Bahkan sekarang ini, modus Window Dressing kerap menggunakan 10 rekening atau lebih dimana uang yang disetor diputar-putar keluar masuk, debet dan kredit uang di rekening circle itu-itu saja, meskipun berbeda orang tapi yang jelas orang-orang terdekat dan tidak mungkin orang yg tidak dikenal karena kalau tidak dikenal uangnya bisa hilang.
Untuk membedakannya adanya Window Dressing atau bukan bisa dilihat dari nilai debet dan kredit, biasanya jumlah uang masuk dan uang keluar uang tidak jauh berbeda. Itu modus kelompok Window Dressing,” ujar Roy B. Tulaar
Pihak perbankan, tambah Roy, akan melihat performa transaksi keuangan perusahaan seolah-olah cantik, padahal dana yang diputar hanya segitu-segitu saja.
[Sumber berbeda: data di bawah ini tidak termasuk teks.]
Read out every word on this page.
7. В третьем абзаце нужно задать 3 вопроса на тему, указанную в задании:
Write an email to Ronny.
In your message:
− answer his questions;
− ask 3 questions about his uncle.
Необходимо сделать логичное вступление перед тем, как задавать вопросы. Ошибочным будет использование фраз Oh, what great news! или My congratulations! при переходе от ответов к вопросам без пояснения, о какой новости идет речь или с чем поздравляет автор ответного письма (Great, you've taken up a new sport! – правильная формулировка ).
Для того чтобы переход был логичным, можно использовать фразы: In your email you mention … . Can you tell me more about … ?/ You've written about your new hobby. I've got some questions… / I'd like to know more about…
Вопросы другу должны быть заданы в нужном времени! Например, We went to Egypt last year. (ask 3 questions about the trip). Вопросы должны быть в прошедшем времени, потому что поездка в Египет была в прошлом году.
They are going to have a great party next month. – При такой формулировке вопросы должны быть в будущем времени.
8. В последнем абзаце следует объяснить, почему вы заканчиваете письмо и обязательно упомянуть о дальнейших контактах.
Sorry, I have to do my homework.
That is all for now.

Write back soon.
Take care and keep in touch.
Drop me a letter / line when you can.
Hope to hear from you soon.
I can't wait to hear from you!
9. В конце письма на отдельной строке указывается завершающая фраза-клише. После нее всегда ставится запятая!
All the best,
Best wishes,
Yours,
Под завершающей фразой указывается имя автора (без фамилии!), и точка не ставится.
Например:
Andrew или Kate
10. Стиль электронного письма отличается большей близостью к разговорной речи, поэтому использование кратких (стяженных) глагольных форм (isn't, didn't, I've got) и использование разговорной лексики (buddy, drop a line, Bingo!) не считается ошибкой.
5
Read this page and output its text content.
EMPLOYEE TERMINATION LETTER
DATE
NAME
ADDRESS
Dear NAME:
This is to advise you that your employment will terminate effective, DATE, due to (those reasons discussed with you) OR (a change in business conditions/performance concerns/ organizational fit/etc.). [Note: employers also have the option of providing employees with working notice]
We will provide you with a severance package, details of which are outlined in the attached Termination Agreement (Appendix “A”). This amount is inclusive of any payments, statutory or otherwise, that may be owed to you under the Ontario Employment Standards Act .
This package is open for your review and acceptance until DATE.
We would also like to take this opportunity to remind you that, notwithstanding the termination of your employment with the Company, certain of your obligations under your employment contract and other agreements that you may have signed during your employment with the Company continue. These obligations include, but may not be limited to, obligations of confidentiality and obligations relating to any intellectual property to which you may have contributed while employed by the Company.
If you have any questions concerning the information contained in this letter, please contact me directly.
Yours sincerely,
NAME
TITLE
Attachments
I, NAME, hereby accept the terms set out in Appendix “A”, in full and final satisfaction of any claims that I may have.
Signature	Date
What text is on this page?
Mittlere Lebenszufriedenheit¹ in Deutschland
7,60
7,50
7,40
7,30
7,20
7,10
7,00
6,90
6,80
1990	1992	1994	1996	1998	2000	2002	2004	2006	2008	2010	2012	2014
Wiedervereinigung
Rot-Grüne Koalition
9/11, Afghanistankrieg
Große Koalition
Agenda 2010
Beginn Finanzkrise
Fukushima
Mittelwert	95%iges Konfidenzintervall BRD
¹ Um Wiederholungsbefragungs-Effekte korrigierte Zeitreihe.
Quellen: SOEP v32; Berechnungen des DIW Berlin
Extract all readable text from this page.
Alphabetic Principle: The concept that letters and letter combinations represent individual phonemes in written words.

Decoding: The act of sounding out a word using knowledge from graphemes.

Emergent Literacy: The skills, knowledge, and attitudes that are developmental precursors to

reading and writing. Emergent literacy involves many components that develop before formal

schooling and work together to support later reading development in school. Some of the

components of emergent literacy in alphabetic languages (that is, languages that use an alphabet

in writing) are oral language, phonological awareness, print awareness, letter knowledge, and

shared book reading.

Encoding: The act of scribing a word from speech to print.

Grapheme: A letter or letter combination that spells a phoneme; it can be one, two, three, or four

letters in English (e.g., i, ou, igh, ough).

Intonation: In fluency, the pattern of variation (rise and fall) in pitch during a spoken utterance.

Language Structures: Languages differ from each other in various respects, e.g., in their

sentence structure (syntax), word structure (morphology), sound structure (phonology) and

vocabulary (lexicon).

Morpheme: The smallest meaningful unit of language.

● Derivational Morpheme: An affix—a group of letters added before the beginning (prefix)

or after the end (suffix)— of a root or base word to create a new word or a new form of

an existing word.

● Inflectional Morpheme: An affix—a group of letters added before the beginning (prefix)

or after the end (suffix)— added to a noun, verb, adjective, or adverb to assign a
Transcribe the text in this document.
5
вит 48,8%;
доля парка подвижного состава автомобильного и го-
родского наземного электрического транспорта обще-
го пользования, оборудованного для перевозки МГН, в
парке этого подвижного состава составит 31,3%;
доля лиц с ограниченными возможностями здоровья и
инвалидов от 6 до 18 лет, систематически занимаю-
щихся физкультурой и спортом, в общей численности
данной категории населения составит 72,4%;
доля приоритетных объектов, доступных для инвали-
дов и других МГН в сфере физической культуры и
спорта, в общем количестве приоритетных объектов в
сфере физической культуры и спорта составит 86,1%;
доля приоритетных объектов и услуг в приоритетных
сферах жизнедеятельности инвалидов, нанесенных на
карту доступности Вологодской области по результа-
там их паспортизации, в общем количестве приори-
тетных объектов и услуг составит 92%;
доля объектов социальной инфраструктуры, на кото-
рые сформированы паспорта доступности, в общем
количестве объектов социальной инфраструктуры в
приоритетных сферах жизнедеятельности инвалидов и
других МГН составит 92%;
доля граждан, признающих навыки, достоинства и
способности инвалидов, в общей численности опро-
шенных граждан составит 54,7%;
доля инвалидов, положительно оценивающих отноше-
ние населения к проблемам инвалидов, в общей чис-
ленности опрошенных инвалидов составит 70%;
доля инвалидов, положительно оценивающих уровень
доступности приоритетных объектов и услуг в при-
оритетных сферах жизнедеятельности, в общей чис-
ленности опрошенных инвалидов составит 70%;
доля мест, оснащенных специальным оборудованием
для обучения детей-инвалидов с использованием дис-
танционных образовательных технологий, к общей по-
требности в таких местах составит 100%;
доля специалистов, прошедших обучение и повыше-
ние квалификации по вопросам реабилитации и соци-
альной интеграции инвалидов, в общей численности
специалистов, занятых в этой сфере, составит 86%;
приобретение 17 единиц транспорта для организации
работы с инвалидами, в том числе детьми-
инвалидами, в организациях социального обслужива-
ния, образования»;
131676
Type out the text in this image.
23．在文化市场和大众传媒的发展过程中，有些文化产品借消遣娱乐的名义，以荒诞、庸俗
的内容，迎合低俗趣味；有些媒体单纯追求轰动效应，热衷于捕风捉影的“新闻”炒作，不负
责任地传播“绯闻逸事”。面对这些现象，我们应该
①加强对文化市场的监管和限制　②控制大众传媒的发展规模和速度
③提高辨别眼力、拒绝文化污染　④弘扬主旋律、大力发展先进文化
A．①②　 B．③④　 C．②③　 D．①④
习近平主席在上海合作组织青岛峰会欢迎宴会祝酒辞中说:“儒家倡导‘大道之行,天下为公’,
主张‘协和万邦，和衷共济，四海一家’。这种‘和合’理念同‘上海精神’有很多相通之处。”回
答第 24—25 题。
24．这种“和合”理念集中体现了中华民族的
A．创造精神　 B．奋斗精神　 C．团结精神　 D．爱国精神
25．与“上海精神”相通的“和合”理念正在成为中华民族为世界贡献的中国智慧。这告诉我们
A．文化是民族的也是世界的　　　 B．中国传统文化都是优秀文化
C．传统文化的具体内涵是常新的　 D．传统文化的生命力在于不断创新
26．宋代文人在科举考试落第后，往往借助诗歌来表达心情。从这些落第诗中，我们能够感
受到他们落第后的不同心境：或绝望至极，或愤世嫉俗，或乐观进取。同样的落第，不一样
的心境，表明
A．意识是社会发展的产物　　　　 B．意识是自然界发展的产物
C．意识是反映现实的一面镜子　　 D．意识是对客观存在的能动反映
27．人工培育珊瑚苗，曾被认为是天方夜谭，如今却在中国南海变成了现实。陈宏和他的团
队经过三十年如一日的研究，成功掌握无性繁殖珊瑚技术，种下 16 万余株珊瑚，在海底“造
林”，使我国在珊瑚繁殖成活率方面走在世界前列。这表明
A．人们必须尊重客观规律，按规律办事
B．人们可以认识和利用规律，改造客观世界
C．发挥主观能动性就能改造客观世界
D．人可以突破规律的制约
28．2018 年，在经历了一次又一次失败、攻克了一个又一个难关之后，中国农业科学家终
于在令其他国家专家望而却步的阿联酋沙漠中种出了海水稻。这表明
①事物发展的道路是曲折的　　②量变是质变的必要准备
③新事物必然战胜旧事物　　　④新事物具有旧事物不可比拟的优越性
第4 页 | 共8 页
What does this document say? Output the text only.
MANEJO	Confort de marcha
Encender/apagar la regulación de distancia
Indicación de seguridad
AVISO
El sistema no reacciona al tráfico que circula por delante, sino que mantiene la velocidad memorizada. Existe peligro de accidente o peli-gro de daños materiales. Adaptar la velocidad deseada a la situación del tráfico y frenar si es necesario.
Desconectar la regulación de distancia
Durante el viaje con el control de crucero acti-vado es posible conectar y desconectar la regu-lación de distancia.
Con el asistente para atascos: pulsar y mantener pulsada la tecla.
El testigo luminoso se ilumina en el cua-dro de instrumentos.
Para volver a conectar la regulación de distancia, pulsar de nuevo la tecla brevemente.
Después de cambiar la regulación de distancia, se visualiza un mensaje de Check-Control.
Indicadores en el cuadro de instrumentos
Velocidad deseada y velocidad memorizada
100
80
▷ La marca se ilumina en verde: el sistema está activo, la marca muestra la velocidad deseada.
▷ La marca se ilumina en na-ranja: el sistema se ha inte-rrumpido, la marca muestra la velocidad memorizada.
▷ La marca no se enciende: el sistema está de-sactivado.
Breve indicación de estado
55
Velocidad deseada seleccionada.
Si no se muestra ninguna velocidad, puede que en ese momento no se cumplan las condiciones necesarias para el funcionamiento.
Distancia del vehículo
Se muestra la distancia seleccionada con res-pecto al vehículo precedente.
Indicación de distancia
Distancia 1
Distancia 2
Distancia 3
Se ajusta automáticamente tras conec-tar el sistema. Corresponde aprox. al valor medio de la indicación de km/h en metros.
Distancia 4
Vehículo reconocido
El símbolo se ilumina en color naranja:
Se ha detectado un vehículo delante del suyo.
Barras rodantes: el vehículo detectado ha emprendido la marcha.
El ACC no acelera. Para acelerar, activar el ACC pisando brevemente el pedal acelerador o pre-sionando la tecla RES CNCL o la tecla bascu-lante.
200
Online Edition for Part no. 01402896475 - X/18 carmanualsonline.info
Jadi menurut dia, dalam kasus ini antara pelapor dan terdakwa ini, harus dilihat secara menyeluruh.
Yopi Gunawan, SH menanyakan kepada ahli mengenai perbedaan antara cek yang sudah dicairkan dengan cek yang belum dicairkan, keterangan ahli menegaskan bahwa apabila cek tersebut sudah dicairkan maka cek-cek tersebut akan ditarik oleh bank penerbit cek dan dibelakang cek ada nama dan tanda tangan yang mencairkan cek.
Yopi Gunawan juga meminta kepada JPU untuk memperlihatkan cek-cek atas nama MT yang disita.
Setelah ahli melihat cek-cek tersebut ahli berpendapat bahwa cek-cek tersebut belum dicairkan karena dibelakang cek masih bersih tidak ada tanda tangan yang menandakan bahwa cek tersebut sudah di cairkan, sehingga cek-cek tersebut tidak dapat dikatakan cek kosong.
“Yang disebut cek kosong adalah ketika cek tersebut dicairkan ke bank dan bank mengecek rekening dari pemilik cek tersebut dan ternyata setelah di cek tidak ada dananya maka cek tersebut dapat dikatakan kosong atau tidak ada dananya dan pihak bank akan membuat surat SP kepada pemilik cek tersebut.